On Viento, Saro plays Flamenco guitar, the Tzouras, as well as the “Beating” guitar, which is the traditional guitar of south Italy and also the mandolin.  The casual listeners won’t know anything about the guitars Saro plays, but what they will know is that the melodies he creates are enchanting and each one very different from the next. One can only marvel at the amount of study it took to master the different instruments. And he doesn’t only play those instruments, he also composed and arranged all the tracks in the album. What a talented man Saro is.


The album opens with Noche en Ortigia (Night In Ortigia) a soothing melody quite like a lullaby. The drum beats a gentle rhythm as your eyes slowly close. Seis soon follows with more spirited playing. One wonders why the second song on the album is called Seis, since that’s the Spanish word for six, but who is to argue? Rumbita is a Spanish word for little Rumba a popular style of Latin music and the title of the fourth track. Saro plays the Greek Tzouras on this particular piece.


The next song is Marzamemi, another city in Sicily. Half the fun in listening to this album is looking up the translations of the song titles. Several of the songs like Noche en Ortigia are named after places in Italy. Saro must certainly have a love for his homeland, because he pays such a beautiful tribute to it in his music.


Libertad takes the listener to the Middle East with the Daraboukka accompanying the guitar. The three tracks that close out the album, bring about visions of gypsies dancing around a fire.


It takes a true talent to create the imagery that Saro does with his music. Listening to the ten tracks on Viento De Siroco is a pleasure and one that should be done over and over again, especially on rainy days when you long to be anywhere but where you are. After only a few minutes you’ll be whisked away to the Mediterranean shore, where Saro is playing his guitar just for you. That my friends is pleasure that shouldn’t be missed.

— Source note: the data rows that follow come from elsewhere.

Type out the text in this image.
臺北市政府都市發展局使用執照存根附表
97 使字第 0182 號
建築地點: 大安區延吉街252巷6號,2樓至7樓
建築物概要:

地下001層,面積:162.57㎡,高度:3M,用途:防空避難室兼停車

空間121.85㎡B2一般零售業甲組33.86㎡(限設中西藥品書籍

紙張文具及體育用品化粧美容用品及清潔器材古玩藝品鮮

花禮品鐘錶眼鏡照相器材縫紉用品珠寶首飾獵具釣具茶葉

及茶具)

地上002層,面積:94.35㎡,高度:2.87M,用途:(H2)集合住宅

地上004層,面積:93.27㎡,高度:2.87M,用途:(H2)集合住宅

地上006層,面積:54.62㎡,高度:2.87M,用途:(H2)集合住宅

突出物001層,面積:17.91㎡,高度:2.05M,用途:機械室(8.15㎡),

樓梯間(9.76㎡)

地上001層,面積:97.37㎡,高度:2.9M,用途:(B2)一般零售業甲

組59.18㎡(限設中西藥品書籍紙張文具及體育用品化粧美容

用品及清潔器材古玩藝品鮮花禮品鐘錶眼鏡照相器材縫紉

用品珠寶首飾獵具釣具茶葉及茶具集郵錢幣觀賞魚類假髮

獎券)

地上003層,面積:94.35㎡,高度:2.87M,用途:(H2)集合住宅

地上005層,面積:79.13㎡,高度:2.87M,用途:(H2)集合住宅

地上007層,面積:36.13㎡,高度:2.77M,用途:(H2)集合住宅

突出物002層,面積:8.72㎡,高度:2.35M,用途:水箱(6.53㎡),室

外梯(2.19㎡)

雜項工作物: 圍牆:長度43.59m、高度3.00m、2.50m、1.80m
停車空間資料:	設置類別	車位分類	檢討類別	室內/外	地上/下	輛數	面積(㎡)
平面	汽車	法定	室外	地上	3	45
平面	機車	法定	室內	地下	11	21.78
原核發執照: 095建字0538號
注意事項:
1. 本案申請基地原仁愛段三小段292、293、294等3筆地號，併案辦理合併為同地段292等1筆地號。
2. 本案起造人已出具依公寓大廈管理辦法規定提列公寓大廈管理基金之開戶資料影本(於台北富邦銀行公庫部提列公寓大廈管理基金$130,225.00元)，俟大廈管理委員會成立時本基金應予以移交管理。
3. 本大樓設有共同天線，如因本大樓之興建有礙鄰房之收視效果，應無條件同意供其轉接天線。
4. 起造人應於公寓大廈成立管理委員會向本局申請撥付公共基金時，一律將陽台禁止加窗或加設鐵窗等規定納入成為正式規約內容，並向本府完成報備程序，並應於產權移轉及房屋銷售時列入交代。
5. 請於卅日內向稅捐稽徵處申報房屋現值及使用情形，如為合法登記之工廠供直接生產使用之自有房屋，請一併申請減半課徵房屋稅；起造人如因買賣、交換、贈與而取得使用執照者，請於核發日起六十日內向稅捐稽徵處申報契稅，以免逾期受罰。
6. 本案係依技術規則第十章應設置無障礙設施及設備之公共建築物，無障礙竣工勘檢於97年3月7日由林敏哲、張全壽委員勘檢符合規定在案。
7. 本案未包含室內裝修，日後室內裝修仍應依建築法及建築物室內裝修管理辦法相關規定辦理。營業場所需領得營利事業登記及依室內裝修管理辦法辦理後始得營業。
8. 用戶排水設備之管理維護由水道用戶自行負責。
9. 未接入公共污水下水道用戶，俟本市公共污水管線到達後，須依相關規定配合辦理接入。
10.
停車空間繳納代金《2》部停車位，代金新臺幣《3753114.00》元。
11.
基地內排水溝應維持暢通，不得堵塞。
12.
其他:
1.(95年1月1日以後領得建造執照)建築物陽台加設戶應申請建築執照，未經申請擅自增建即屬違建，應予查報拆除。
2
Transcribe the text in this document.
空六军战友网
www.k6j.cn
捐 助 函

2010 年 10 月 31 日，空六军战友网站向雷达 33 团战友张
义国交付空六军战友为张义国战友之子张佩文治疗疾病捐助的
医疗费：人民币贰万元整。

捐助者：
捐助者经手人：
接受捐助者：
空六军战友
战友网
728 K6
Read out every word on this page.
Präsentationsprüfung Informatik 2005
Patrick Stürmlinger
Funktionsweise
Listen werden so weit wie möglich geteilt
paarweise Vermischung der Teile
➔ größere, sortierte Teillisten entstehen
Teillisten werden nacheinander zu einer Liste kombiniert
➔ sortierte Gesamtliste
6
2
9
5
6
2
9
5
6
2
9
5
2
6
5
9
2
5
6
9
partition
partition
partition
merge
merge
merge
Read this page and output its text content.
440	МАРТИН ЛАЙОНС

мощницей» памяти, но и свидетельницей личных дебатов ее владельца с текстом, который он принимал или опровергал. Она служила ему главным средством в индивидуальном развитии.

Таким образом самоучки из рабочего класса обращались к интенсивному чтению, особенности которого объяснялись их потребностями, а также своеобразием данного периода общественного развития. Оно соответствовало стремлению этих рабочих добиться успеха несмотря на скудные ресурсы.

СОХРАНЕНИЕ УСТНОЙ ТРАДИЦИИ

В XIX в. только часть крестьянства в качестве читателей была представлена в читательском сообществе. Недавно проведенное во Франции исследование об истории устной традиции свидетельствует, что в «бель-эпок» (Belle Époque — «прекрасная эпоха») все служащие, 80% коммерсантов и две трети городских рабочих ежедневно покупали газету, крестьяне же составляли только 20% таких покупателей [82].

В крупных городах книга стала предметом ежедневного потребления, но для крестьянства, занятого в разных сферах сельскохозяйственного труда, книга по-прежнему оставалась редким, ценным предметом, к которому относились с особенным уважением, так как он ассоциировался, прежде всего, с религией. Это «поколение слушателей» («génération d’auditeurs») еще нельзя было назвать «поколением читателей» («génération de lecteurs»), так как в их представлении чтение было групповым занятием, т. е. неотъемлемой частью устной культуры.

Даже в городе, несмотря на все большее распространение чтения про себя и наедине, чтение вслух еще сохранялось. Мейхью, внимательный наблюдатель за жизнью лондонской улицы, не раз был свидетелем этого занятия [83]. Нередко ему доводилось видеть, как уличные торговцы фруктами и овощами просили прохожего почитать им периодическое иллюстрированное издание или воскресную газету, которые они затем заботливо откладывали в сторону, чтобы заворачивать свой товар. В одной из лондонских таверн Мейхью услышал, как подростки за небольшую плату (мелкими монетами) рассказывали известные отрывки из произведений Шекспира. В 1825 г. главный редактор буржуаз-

There’s something about this music that just washes the troubles of the day away. Maybe it’s because Flamenco music automatically sends the mind to thoughts of tropical climates and vacations. Whatever it may be, this music is a perfect mood enhancer. In the past week I’ve found myself turning this disc on the minute I got home from work and I kept it on long after I started to wind down. Saro has created some wonderful music on Viento De Siroco and count yourself lucky if you have this album in your collection, because there will be many relaxing days and nights in your future.